A graphic representation of X-ray scattering and sum frequency generation spectroscopy.
Scientists used X-ray scattering techniques, top, and sum frequency generation spectroscopy, bottom, to study the separation mechanisms at the interface of water and oil, depicted here, during extraction. (Credit: Argonne National Laboratory)

Lanthanides and actinides are metals that often can be found in waste materials from nuclear power technologies and electronic devices that contain magnets — such as electric vehicles and wind turbines. Separating these metals from the waste allows them to be recycled.

Scientists at Argonne National Laboratory used their powerful X-ray equipment to study a more efficient separation process called solvent extraction. They studied adding certain salts, nitrate and thiocyanate, to the process to learn how they interact with different molecules and metals. The X-ray allowed them to observe the molecules’ behavior at an extremely small scale.

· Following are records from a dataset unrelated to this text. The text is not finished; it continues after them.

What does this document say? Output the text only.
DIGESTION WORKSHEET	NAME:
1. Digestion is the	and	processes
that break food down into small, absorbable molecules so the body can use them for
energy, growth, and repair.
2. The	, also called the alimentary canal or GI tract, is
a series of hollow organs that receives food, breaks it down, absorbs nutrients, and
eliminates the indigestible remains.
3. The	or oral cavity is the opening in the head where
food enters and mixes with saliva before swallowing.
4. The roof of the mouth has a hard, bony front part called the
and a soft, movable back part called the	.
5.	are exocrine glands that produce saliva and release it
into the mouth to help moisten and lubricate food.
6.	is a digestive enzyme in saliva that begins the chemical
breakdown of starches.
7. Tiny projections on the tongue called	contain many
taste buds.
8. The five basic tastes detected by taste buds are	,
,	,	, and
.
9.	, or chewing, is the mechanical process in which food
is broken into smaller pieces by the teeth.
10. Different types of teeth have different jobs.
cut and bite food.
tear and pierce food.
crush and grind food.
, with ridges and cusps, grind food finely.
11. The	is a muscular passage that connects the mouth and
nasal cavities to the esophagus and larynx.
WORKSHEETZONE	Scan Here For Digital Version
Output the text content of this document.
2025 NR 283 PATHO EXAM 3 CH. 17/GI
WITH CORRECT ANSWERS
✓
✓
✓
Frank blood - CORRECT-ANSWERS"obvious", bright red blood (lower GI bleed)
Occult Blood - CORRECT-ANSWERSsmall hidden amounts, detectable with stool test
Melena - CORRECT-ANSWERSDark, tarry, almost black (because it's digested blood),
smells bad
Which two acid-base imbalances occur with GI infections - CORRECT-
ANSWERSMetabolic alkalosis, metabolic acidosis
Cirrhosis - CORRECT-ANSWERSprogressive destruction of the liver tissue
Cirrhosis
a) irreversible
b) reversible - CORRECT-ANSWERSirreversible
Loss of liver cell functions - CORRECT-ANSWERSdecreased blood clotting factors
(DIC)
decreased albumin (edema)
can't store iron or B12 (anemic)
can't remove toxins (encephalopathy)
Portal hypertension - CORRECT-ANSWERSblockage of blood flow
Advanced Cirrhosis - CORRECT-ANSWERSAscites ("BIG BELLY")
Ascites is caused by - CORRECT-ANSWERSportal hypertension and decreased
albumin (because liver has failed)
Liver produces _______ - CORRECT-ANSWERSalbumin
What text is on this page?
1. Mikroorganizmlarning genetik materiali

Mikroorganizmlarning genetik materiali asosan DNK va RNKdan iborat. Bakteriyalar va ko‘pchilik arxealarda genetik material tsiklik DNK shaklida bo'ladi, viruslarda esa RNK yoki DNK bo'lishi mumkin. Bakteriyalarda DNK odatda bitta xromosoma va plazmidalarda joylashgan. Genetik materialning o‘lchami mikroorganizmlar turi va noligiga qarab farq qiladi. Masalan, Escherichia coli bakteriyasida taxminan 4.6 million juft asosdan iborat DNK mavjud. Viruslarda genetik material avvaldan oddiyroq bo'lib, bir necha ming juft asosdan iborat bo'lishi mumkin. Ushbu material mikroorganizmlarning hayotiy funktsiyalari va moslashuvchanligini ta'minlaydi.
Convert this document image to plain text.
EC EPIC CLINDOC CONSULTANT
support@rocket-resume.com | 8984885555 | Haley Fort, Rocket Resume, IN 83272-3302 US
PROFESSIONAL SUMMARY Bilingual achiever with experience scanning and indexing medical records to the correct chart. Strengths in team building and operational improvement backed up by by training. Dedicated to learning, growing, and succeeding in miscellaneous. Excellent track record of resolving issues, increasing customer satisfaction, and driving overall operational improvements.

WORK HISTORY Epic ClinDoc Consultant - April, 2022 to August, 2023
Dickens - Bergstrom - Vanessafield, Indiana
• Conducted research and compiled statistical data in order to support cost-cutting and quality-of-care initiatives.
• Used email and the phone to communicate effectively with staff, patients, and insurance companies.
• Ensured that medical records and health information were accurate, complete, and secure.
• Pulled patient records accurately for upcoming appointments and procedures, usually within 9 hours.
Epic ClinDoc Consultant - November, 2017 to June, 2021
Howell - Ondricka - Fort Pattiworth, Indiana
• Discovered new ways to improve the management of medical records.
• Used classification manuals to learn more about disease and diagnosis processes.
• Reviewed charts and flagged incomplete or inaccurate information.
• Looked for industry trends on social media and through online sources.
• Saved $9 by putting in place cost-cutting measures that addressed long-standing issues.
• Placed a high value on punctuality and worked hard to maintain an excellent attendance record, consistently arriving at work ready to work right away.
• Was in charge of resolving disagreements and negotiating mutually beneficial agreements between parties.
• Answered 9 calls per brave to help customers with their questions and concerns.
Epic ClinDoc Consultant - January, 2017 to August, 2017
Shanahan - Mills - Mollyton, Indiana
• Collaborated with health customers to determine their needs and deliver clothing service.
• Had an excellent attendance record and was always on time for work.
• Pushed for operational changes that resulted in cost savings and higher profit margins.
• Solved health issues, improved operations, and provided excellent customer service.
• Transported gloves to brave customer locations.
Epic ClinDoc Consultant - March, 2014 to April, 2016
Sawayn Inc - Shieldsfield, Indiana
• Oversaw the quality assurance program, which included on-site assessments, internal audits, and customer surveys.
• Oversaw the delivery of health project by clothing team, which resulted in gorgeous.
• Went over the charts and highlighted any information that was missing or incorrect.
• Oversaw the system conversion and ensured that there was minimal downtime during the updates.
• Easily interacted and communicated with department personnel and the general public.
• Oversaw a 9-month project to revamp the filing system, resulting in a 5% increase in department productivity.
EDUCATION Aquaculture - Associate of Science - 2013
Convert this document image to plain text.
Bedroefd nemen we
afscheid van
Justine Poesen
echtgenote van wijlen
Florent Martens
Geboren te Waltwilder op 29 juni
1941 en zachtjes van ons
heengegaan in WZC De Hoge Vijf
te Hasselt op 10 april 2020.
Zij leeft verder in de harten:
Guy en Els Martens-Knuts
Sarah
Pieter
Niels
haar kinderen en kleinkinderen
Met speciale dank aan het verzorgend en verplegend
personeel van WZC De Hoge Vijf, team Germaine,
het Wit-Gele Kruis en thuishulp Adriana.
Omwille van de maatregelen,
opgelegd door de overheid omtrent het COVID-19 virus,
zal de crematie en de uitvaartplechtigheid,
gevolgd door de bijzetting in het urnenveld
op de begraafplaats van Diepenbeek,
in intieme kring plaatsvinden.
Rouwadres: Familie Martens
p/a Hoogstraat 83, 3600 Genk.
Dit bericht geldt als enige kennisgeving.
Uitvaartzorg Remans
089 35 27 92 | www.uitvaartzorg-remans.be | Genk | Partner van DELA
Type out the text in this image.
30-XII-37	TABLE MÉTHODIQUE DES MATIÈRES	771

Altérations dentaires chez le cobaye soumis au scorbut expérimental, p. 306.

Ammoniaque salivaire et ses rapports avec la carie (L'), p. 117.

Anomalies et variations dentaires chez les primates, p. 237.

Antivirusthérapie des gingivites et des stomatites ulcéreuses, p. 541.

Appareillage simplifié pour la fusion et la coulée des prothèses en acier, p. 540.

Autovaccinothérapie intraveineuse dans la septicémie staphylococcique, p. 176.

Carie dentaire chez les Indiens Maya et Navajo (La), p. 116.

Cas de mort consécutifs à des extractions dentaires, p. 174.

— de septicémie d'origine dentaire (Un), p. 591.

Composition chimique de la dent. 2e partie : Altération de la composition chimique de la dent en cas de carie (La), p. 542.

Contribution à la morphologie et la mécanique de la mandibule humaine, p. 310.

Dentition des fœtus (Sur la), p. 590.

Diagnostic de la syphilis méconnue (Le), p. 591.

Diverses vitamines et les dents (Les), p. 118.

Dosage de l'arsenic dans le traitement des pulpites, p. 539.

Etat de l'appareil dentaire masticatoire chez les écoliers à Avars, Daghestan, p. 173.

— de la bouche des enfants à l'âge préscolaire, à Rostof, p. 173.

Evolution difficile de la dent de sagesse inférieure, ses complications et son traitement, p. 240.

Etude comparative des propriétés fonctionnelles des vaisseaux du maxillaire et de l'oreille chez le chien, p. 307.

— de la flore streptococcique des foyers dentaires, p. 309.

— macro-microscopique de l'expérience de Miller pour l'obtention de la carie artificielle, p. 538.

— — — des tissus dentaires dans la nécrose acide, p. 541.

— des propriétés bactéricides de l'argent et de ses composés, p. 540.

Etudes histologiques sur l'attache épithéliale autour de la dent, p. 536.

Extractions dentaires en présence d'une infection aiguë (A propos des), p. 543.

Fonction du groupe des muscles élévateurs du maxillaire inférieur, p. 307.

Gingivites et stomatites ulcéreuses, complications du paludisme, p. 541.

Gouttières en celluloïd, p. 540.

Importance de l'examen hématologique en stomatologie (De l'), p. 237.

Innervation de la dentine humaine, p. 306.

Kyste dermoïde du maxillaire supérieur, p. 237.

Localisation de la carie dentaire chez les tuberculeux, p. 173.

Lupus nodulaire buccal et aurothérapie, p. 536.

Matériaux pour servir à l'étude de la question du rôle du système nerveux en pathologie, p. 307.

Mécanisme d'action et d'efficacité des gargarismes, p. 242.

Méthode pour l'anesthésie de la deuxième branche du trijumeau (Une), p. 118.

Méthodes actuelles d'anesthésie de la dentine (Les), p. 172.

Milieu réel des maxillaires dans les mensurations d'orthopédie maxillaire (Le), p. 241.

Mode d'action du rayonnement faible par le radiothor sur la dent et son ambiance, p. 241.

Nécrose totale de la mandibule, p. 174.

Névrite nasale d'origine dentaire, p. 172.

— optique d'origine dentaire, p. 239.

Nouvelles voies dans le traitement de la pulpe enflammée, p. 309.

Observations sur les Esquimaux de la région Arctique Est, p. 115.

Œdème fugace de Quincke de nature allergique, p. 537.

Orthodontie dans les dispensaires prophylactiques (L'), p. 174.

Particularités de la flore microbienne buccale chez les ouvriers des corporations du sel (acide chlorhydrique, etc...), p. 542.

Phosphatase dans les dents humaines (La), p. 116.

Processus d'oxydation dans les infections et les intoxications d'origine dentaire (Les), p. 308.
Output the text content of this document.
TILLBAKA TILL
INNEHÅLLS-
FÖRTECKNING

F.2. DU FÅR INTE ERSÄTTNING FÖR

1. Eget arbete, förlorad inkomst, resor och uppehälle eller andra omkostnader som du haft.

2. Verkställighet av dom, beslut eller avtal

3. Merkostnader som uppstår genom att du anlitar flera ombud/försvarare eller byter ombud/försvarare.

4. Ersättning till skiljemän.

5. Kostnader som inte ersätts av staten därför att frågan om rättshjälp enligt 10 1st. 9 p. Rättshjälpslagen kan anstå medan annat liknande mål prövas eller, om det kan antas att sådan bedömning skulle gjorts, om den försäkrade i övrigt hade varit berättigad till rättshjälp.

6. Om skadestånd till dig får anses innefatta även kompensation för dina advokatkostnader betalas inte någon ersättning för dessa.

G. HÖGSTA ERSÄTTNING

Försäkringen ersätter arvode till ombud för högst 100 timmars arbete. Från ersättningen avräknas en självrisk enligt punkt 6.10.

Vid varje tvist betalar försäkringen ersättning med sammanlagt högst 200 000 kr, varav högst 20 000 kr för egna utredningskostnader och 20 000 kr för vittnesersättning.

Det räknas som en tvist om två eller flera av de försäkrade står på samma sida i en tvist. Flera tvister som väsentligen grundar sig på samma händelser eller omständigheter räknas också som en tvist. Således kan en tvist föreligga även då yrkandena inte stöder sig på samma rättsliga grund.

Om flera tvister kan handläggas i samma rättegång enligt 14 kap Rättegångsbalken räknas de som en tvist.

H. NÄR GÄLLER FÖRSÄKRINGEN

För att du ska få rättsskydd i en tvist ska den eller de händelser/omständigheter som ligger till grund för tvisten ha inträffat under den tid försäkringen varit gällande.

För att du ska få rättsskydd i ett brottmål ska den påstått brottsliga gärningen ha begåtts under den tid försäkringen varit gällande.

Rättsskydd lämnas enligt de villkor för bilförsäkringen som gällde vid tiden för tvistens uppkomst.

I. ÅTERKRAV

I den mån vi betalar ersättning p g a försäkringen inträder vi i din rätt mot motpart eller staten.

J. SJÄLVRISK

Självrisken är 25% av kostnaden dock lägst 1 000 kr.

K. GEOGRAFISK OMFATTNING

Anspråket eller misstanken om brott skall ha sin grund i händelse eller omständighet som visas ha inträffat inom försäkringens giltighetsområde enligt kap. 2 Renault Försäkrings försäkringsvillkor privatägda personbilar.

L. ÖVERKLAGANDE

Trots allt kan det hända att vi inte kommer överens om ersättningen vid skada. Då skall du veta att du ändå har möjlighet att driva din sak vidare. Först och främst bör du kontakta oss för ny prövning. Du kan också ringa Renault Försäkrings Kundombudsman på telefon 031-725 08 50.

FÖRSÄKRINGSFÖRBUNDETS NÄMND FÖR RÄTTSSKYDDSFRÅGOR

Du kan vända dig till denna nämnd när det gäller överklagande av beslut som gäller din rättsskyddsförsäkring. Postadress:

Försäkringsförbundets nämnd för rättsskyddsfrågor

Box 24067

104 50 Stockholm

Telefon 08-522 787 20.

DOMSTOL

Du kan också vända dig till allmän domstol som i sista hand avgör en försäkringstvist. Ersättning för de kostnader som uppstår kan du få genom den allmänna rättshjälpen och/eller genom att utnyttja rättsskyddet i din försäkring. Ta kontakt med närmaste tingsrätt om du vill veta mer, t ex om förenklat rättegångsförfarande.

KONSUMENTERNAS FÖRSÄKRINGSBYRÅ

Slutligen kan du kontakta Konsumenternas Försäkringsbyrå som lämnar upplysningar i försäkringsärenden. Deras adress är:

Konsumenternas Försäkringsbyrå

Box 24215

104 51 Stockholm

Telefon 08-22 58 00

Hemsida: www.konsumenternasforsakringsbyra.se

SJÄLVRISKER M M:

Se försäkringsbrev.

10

They concluded that lanthanides are extracted differently in the presence of the salts. Gaining this better understanding of the separation process could lead to more efficient processes for removing the metals from nuclear and electronic waste for reuse. That reduces the need for environmentally taxing and expensive mining.

“This research provided important insights that will enable effective and energy-efficient separation,” said chemist Ahmet Uysal in a news release. ​“Understanding this process will help with purification of critical materials for industrial applications.”